You are expected to work as part of a network. It is, therefore, necessary for you to establish and maintain relationships and connections as part of your network. The network should have clear objectives.
Networks are important as they will enable you to address the different needs of the people you support. They will enable you to share knowledge and good practice with other professionals.
You should remember as a member of a network you are representing your organisation and should follow certain etiquette. This will include respecting your fellow members of the network. The respect should not just be limited to the person, it should be extended to the professional role. For example, if you are working with other professionals you should not interfere with their role or overstep your boundaries. You will be expected to respect your peers and be professional at all times.
You should also adhere to any administrative arrangements. For example, if there is a requirement to send information within a certain time frame this should be done within the time.
You will also be expected to have certain skills and competence to operate or perform certain functions such as using specialist software or databases. Here you can consider your writing style when recording information. Stay away from jargon or acronyms that are unique to your organisation or profession.
You should also bear in mind the importance of trust for your network to be successful. Network members will not feel safe to share information or to signpost work to you if there are question marks regarding your practice. For example where yourself and organisations are known for breaching confidentiality, standards, health and safety regulations.
There are other issues such as GDPR which you have to consider when working with networks. Certain information should only be shared on a need to know basis.

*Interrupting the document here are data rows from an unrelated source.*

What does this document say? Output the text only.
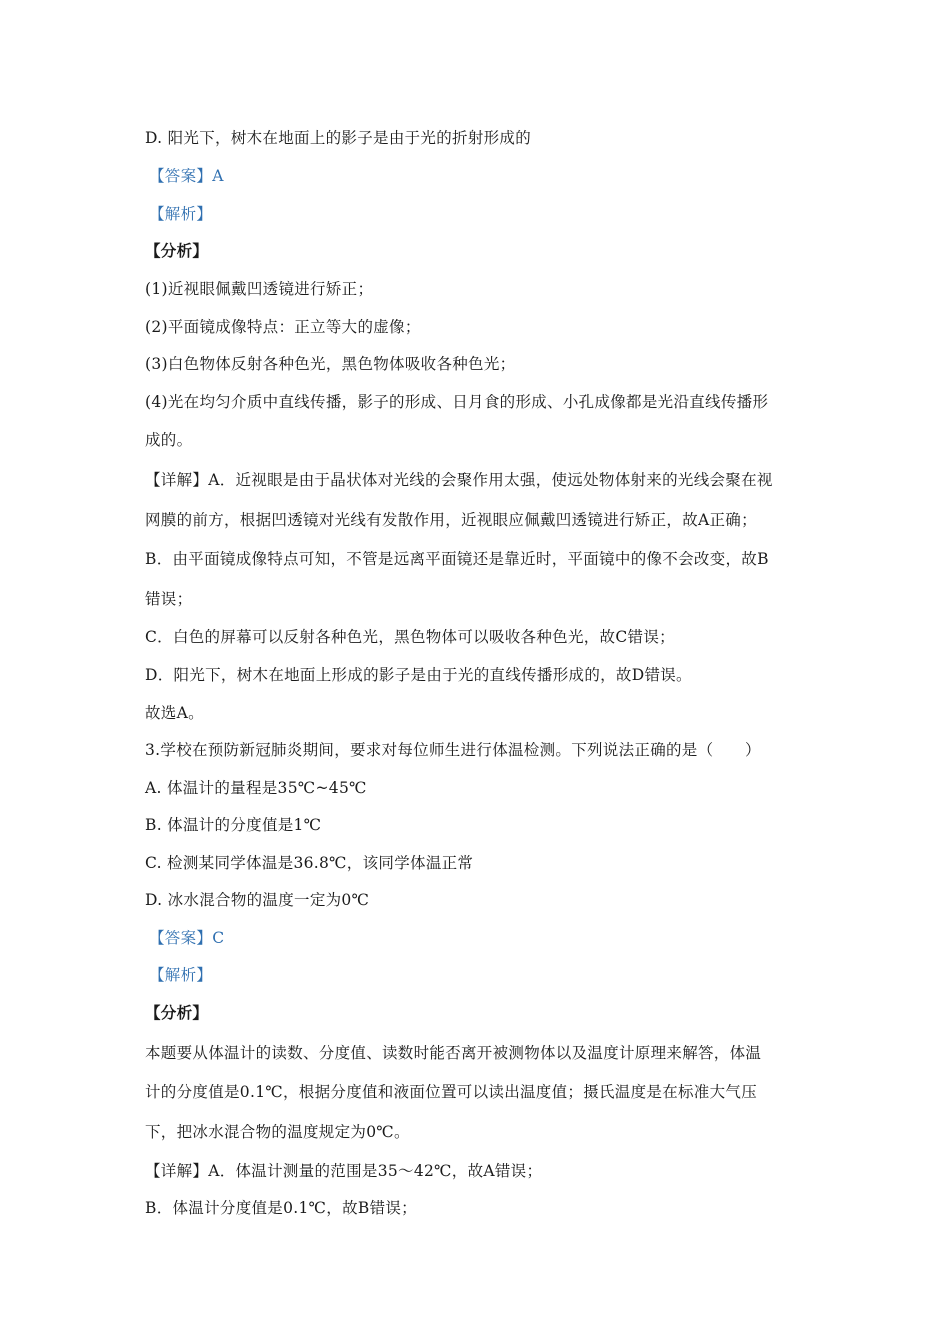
D. 阳光下，树木在地面上的影子是由于光的折射形成的
【答案】A
【解析】
【分析】
(1)近视眼佩戴凹透镜进行矫正；
(2)平面镜成像特点：正立等大的虚像；
(3)白色物体反射各种色光，黑色物体吸收各种色光；
(4)光在均匀介质中直线传播，影子的形成、日月食的形成、小孔成像都是光沿直线传播形
成的。
【详解】A．近视眼是由于晶状体对光线的会聚作用太强，使远处物体射来的光线会聚在视
网膜的前方，根据凹透镜对光线有发散作用，近视眼应佩戴凹透镜进行矫正，故A正确；
B．由平面镜成像特点可知，不管是远离平面镜还是靠近时，平面镜中的像不会改变，故B
错误；
C．白色的屏幕可以反射各种色光，黑色物体可以吸收各种色光，故C错误；
D．阳光下，树木在地面上形成的影子是由于光的直线传播形成的，故D错误。
故选A。
3.学校在预防新冠肺炎期间，要求对每位师生进行体温检测。下列说法正确的是（　　）
A. 体温计的量程是35℃~45℃
B. 体温计的分度值是1℃
C. 检测某同学体温是36.8℃，该同学体温正常
D. 冰水混合物的温度一定为0℃
【答案】C
【解析】
【分析】
本题要从体温计的读数、分度值、读数时能否离开被测物体以及温度计原理来解答，体温
计的分度值是0.1℃，根据分度值和液面位置可以读出温度值；摄氏温度是在标准大气压
下，把冰水混合物的温度规定为0℃。
【详解】A．体温计测量的范围是35～42℃，故A错误；
B．体温计分度值是0.1℃，故B错误；
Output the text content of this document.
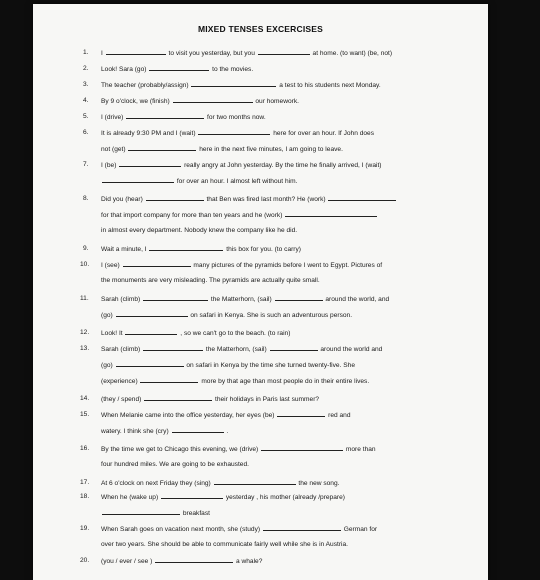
MIXED TENSES EXCERCISES
1. I	to visit you yesterday, but you	at home. (to want) (be, not)
2. Look! Sara (go)	to the movies.
3. The teacher (probably/assign)	a test to his students next Monday.
4. By 9 o'clock, we (finish)	our homework.
5. I (drive)	for two months now.
6. It is already 9:30 PM and I (wait)	here for over an hour. If John does
not (get)	here in the next five minutes, I am going to leave.
7. I (be)	really angry at John yesterday. By the time he finally arrived, I (wait)
for over an hour. I almost left without him.
8. Did you (hear)	that Ben was fired last month? He (work)
for that import company for more than ten years and he (work)
in almost every department. Nobody knew the company like he did.
9. Wait a minute, I	this box for you. (to carry)
10. I (see)	many pictures of the pyramids before I went to Egypt. Pictures of
the monuments are very misleading. The pyramids are actually quite small.
11. Sarah (climb)	the Matterhorn, (sail)	around the world, and
(go)	on safari in Kenya. She is such an adventurous person.
12. Look! It	, so we can't go to the beach. (to rain)
13. Sarah (climb)	the Matterhorn, (sail)	around the world and
(go)	on safari in Kenya by the time she turned twenty-five. She
(experience)	more by that age than most people do in their entire lives.
14. (they / spend)	their holidays in Paris last summer?
15. When Melanie came into the office yesterday, her eyes (be)	red and
watery. I think she (cry)	.
16. By the time we get to Chicago this evening, we (drive)	more than
four hundred miles. We are going to be exhausted.
17. At 6 o'clock on next Friday they (sing)	the new song.
18. When he (wake up)	yesterday , his mother (already /prepare)
breakfast
19. When Sarah goes on vacation next month, she (study)	German for
over two years. She should be able to communicate fairly well while she is in Austria.
20. (you / ever / see )	a whale?
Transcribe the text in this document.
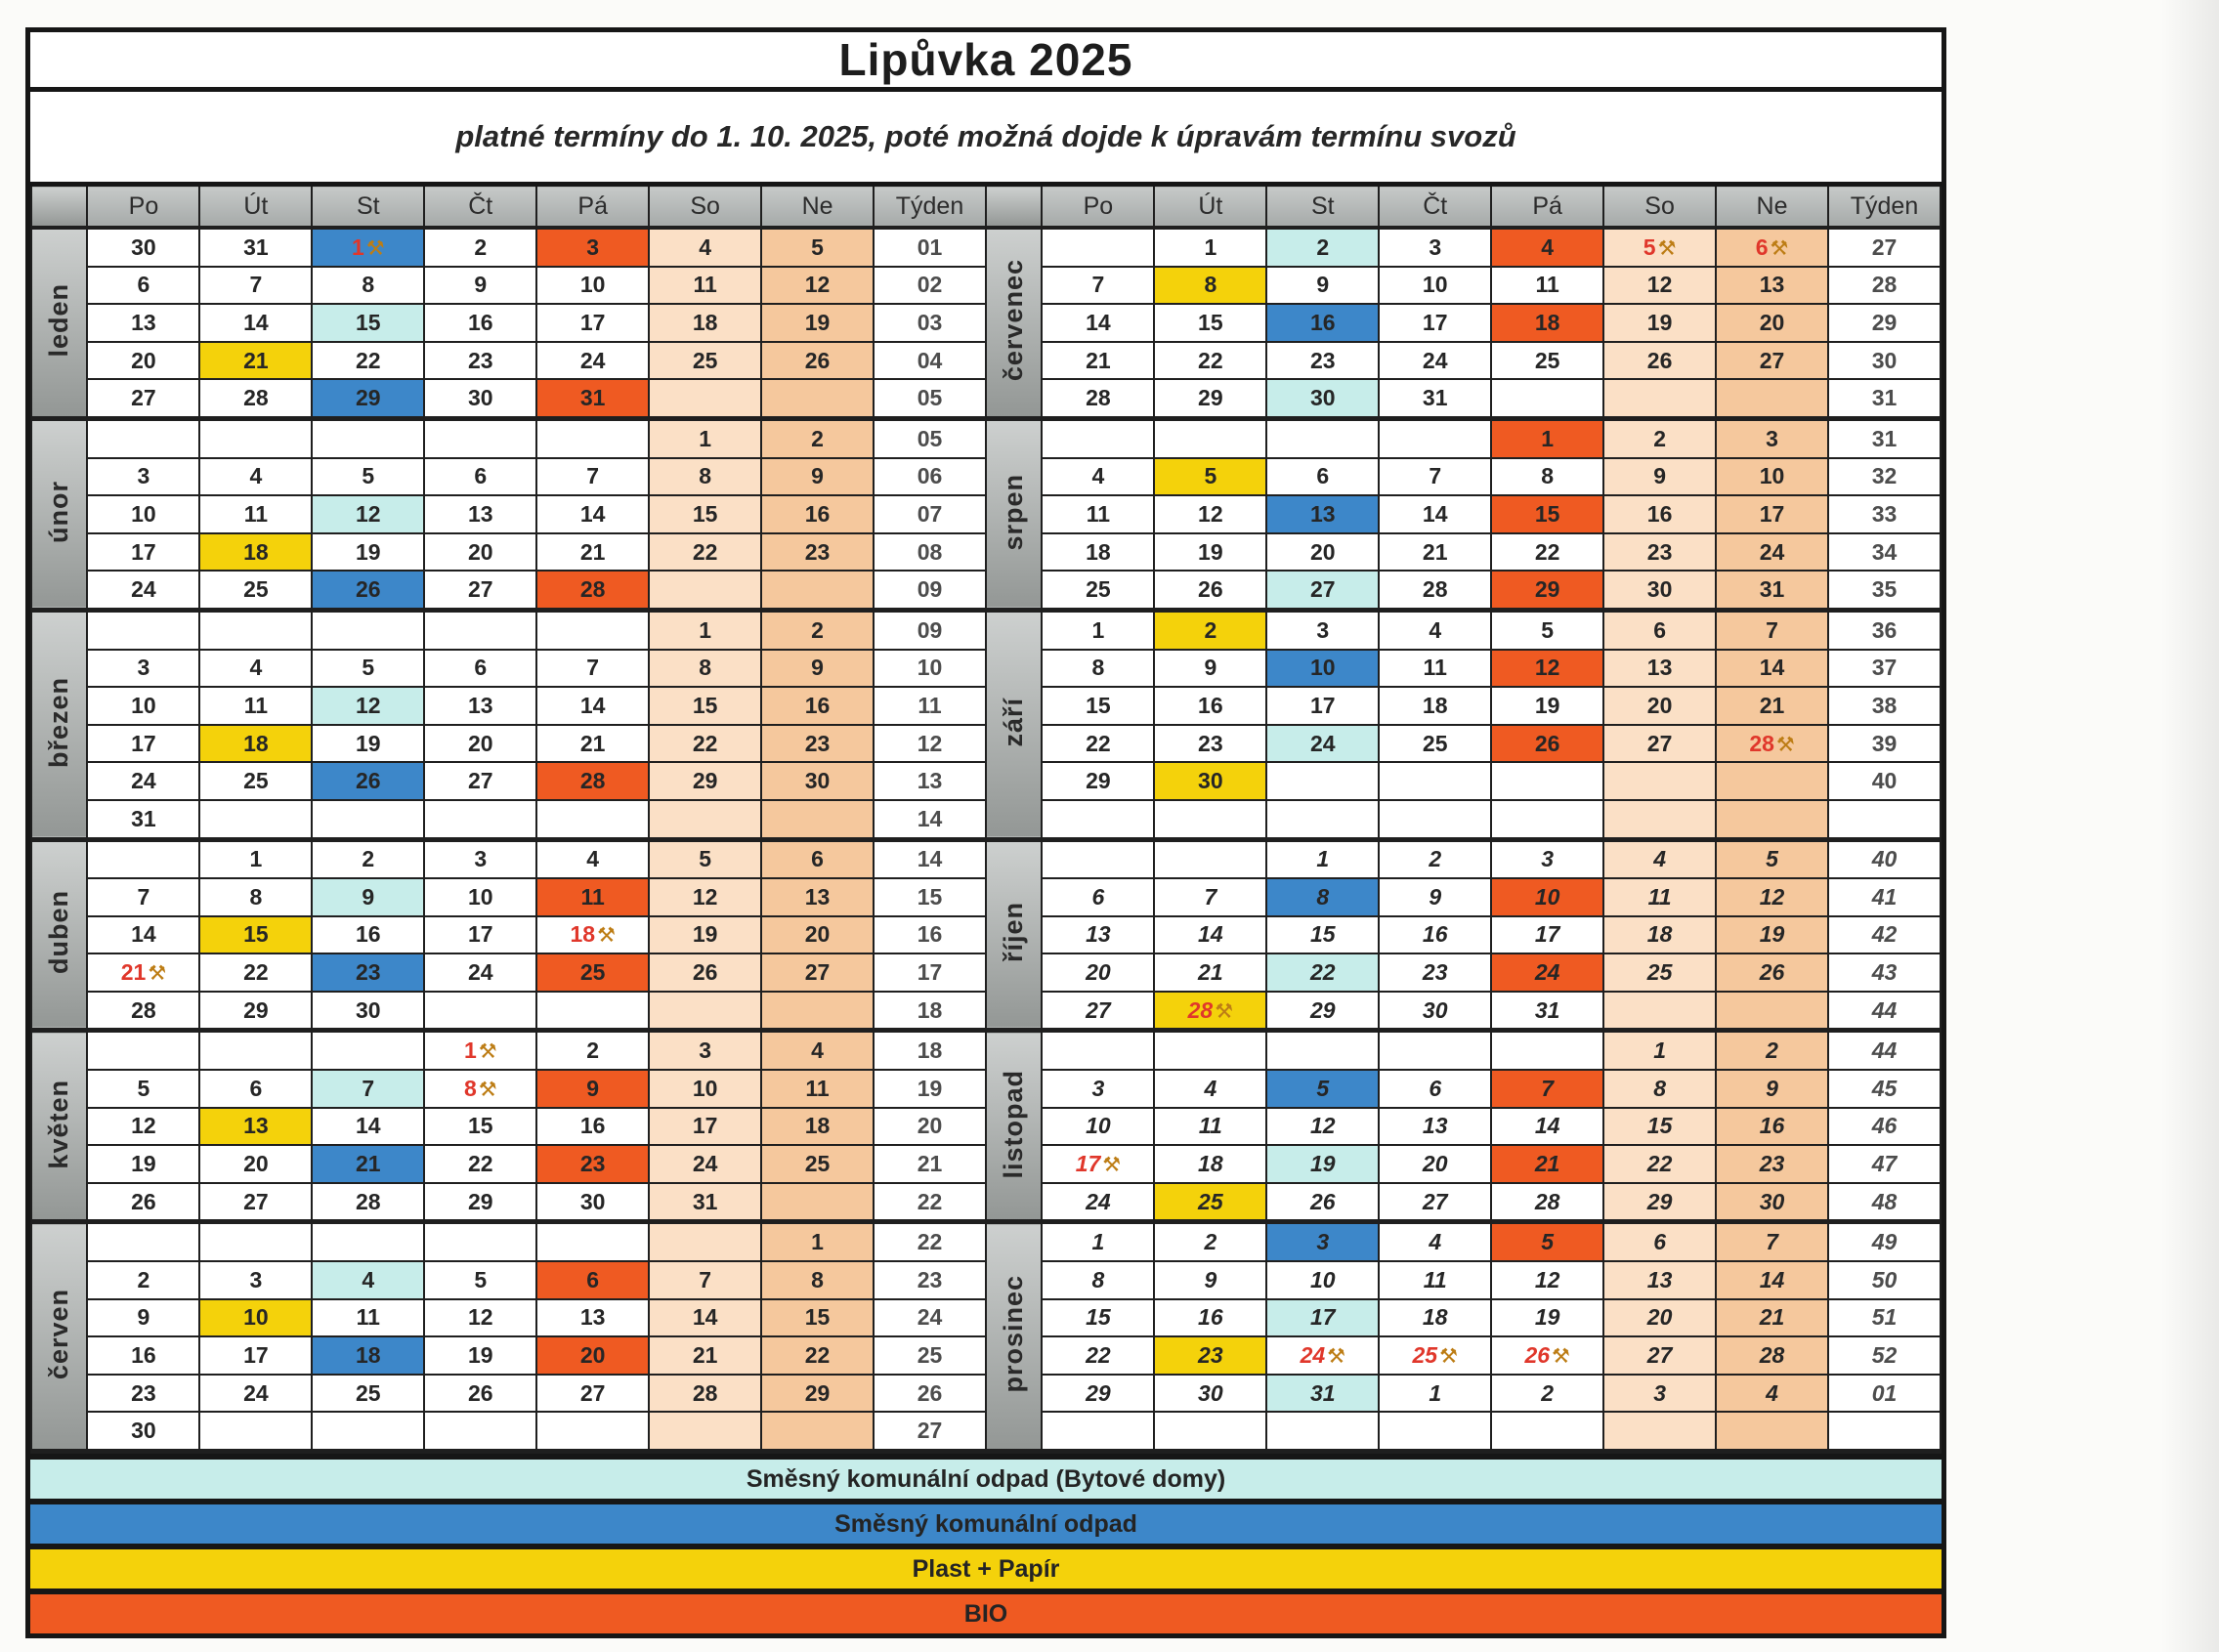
Lipůvka 2025
platné termíny do 1. 10. 2025, poté možná dojde k úpravám termínu svozů
	Po	Út	St	Čt	Pá	So	Ne	Týden		Po	Út	St	Čt	Pá	So	Ne	Týden
leden	30	31	1⚒	2	3	4	5	01	červenec		1	2	3	4	5⚒	6⚒	27
	6	7	8	9	10	11	12	02		7	8	9	10	11	12	13	28
	13	14	15	16	17	18	19	03		14	15	16	17	18	19	20	29
	20	21	22	23	24	25	26	04		21	22	23	24	25	26	27	30
	27	28	29	30	31			05		28	29	30	31				31
únor						1	2	05	srpen					1	2	3	31
	3	4	5	6	7	8	9	06		4	5	6	7	8	9	10	32
	10	11	12	13	14	15	16	07		11	12	13	14	15	16	17	33
	17	18	19	20	21	22	23	08		18	19	20	21	22	23	24	34
	24	25	26	27	28			09		25	26	27	28	29	30	31	35
březen						1	2	09	září	1	2	3	4	5	6	7	36
	3	4	5	6	7	8	9	10		8	9	10	11	12	13	14	37
	10	11	12	13	14	15	16	11		15	16	17	18	19	20	21	38
	17	18	19	20	21	22	23	12		22	23	24	25	26	27	28⚒	39
	24	25	26	27	28	29	30	13		29	30						40
	31							14									
duben		1	2	3	4	5	6	14	říjen			1	2	3	4	5	40
	7	8	9	10	11	12	13	15		6	7	8	9	10	11	12	41
	14	15	16	17	18⚒	19	20	16		13	14	15	16	17	18	19	42
	21⚒	22	23	24	25	26	27	17		20	21	22	23	24	25	26	43
	28	29	30					18		27	28⚒	29	30	31			44
květen				1⚒	2	3	4	18	listopad						1	2	44
	5	6	7	8⚒	9	10	11	19		3	4	5	6	7	8	9	45
	12	13	14	15	16	17	18	20		10	11	12	13	14	15	16	46
	19	20	21	22	23	24	25	21		17⚒	18	19	20	21	22	23	47
	26	27	28	29	30	31		22		24	25	26	27	28	29	30	48
červen							1	22	prosinec	1	2	3	4	5	6	7	49
	2	3	4	5	6	7	8	23		8	9	10	11	12	13	14	50
	9	10	11	12	13	14	15	24		15	16	17	18	19	20	21	51
	16	17	18	19	20	21	22	25		22	23	24⚒	25⚒	26⚒	27	28	52
	23	24	25	26	27	28	29	26		29	30	31	1	2	3	4	01
	30							27									
Směsný komunální odpad (Bytové domy)
Směsný komunální odpad
Plast + Papír
BIO
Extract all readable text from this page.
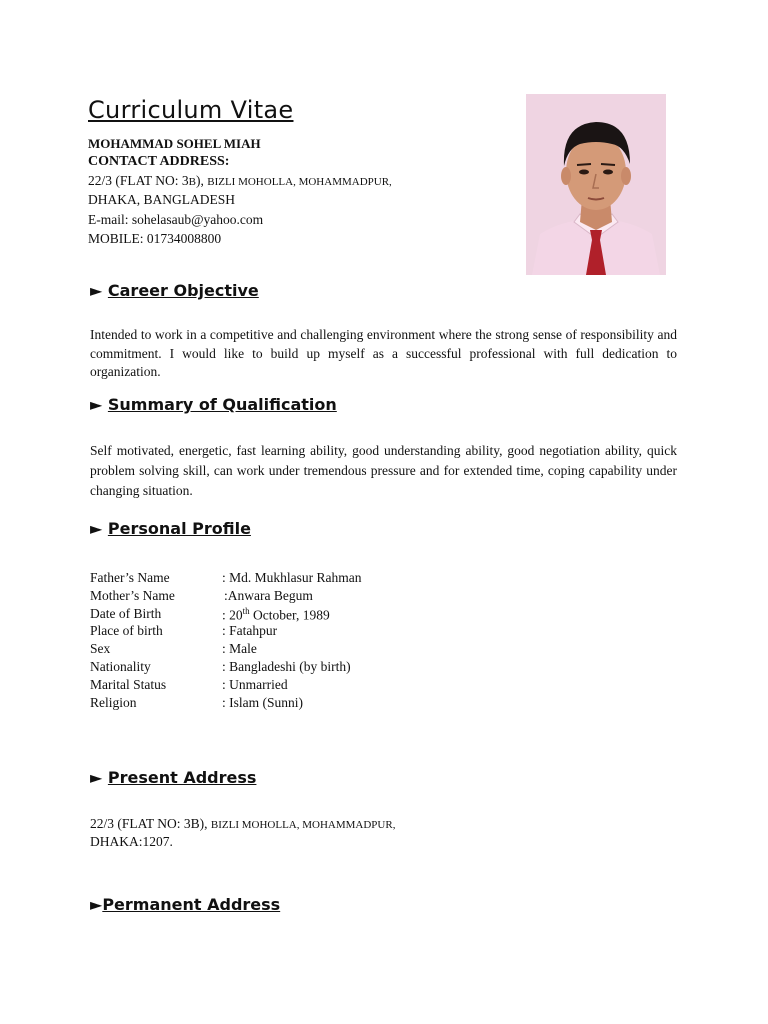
Curriculum Vitae
MOHAMMAD SOHEL MIAH
CONTACT ADDRESS:
22/3 (FLAT NO: 3B), BIZLI MOHOLLA, MOHAMMADPUR,
DHAKA, BANGLADESH
E-mail: sohelasaub@yahoo.com
MOBILE: 01734008800
► Career Objective

Intended to work in a competitive and challenging environment where the strong sense of responsibility and commitment. I would like to build up myself as a successful professional with full dedication to organization.

► Summary of Qualification

Self motivated, energetic, fast learning ability, good understanding ability, good negotiation ability, quick problem solving skill, can work under tremendous pressure and for extended time, coping capability under changing situation.

► Personal Profile
Father’s Name	: Md. Mukhlasur Rahman
Mother’s Name	:Anwara Begum
Date of Birth	: 20th October, 1989
Place of birth	: Fatahpur
Sex	: Male
Nationality	: Bangladeshi (by birth)
Marital Status	: Unmarried
Religion	: Islam (Sunni)
► Present Address
22/3 (FLAT NO: 3B), BIZLI MOHOLLA, MOHAMMADPUR,
DHAKA:1207.
►Permanent Address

You should also ensure you have gained consent from service users before sharing their information with others.
You should also naturally understand the remit of your job role. For example, when working with people who require specialist support you should recognise that any interventions might not be shared with yourself. Naturally, this can create conflict on the network. It’s always best to recognise that it’s not a matter of lack of trust but an initiative to protect the privacy of service users.
Other conflicts can be as a result of professional or organisational ethos. For example, when working with medical professionals they might insist on providing the service user a package based on medical care while if you come from a social background you might favour other interventions such as befriending.
Other conflicts or problems could be as a result of members of the network not being skilled enough to manage all the activities required by the network.
Lack of team members numbers on the network would also affect performance especially if there is a heavy workload.
To improve the network they should be good communication throughout. You should be in a position to utilise all the resources available to you to communicate with all members of the network. This should not just be limited to phone calls. You should consider emails and any face-to-face contact whenever possible.
Remember to work in line within realistic timescales. It is also important to apply some quality assurance techniques to your network such as getting feedback from all participants. Evaluation will also be a good idea to test how well your network is working. This will hopefully assist you to identify problems and areas where your network is performing exceptionally. Always better to identify problems early on before they become big and unmanageable.